On the 21st of June 2024, the Government introduced a draft bill n°1.094, which aims to modernise corporate law. It introduces a number of measures designed to enhance the security and flexibility of corporate law.
Standardisation of the mode of acquisition of legal personality
The draft bill aims to confer legal status on new Monegasque companies upon registration in the Répertoire du commerce et de l'industrie for commercial companies or the Registre spécial des sociétés civiles for civil companies.
This proposal would harmonize the rules on this matter for all types of companies. This would enhance legal certainty, particularly regarding the validity of acts concluded by a company in formation.
Individuals who would have undertaken acts on behalf of a company in formation would then be held jointly and severally liable for them without limit, unless the company, once duly formed and registered, assumes the obligations entered into.
Such commitments would then be considered as having been entered into by the company from the outset. The practical arrangements for such a takeover should be specified by sovereign ordinance.
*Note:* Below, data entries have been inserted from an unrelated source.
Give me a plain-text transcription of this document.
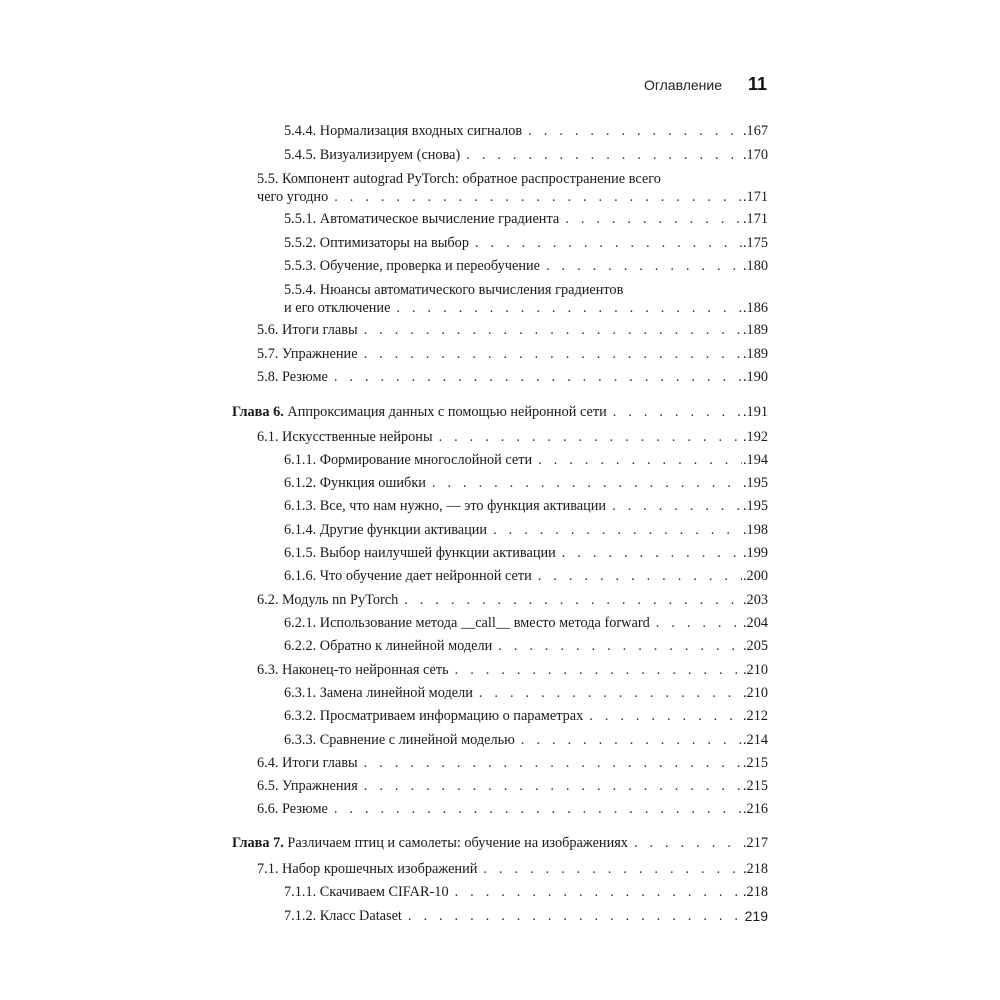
Оглавление 11
5.4.4. Нормализация входных сигналов . . .	.167
5.4.5. Визуализируем (снова) . . .	.170
5.5. Компонент autograd PyTorch: обратное распространение всего
чего угодно . . .	.171
5.5.1. Автоматическое вычисление градиента . . .	.171
5.5.2. Оптимизаторы на выбор . . .	.175
5.5.3. Обучение, проверка и переобучение . . .	.180
5.5.4. Нюансы автоматического вычисления градиентов
и его отключение . . .	.186
5.6. Итоги главы . . .	.189
5.7. Упражнение . . .	.189
5.8. Резюме . . .	.190
Глава 6. Аппроксимация данных с помощью нейронной сети . . .	.191
6.1. Искусственные нейроны . . .	.192
6.1.1. Формирование многослойной сети . . .	.194
6.1.2. Функция ошибки . . .	.195
6.1.3. Все, что нам нужно, — это функция активации . . .	.195
6.1.4. Другие функции активации . . .	.198
6.1.5. Выбор наилучшей функции активации . . .	.199
6.1.6. Что обучение дает нейронной сети . . .	.200
6.2. Модуль nn PyTorch . . .	.203
6.2.1. Использование метода __call__ вместо метода forward . . .	.204
6.2.2. Обратно к линейной модели . . .	.205
6.3. Наконец-то нейронная сеть . . .	.210
6.3.1. Замена линейной модели . . .	.210
6.3.2. Просматриваем информацию о параметрах . . .	.212
6.3.3. Сравнение с линейной моделью . . .	.214
6.4. Итоги главы . . .	.215
6.5. Упражнения . . .	.215
6.6. Резюме . . .	.216
Глава 7. Различаем птиц и самолеты: обучение на изображениях . . .	.217
7.1. Набор крошечных изображений . . .	.218
7.1.1. Скачиваем CIFAR-10 . . .	.218
7.1.2. Класс Dataset . . .	219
Authorisation of contributions in sweat equity in Monegasque limited liability companies and public limited companies
The draft legislation aims to remove the prohibition on making contributions in sweat equity in Monegasque limited liability companies and public limited companies. This applies to instances where a shareholder provides resources, such as their work or knowledge, to the company in return for shares in the company.
The draft does not define "sweat equity" so as not to limit the types of contributions that may fall within its scope.
The draft also provides for certain measures to protect creditors against uncertain valuations of share capital. For example, S.A.R.L.s will be required to maintain a minimum share capital of €15,000, composed of contributions in cash and/or in kind (but not in sweat equity).
Extension of a company whose term has expired
As the law currently stands, a company is automatically dissolved when its term expires. The shareholders must be consulted on an extension, one year before the term's expiry and no decision can be taken on an extension once the term has expired.
The draft aims to introduce a procedure to regularise the extension of the company in Monaco, in case this consultation has not taken place.
The President of the Tribunal de première instance could, upon application within one year of the expiry of the company, authorise a consultation of the shareholders as a regularisation procedure. If the company is extended, all acts performed in accordance with the law and the articles of association prior to the extension would be deemed to have been duly performed by the extended company.
Establishment of preference shares
The draft aims to introduce the practice of preference shares, i.e. shares with rights that are different from those of ordinary shares. The Government intends to promote them and reassure economic operators about their validity by clarifying their regime.
The rights attached to the shares should be defined in the company's articles of association, with considerable scope for adaptation. For instance, preference shares could be created without voting rights or suspended upon the occurrence of a certain event. Another example would be the possibility of conferring enhanced profit-sharing rights.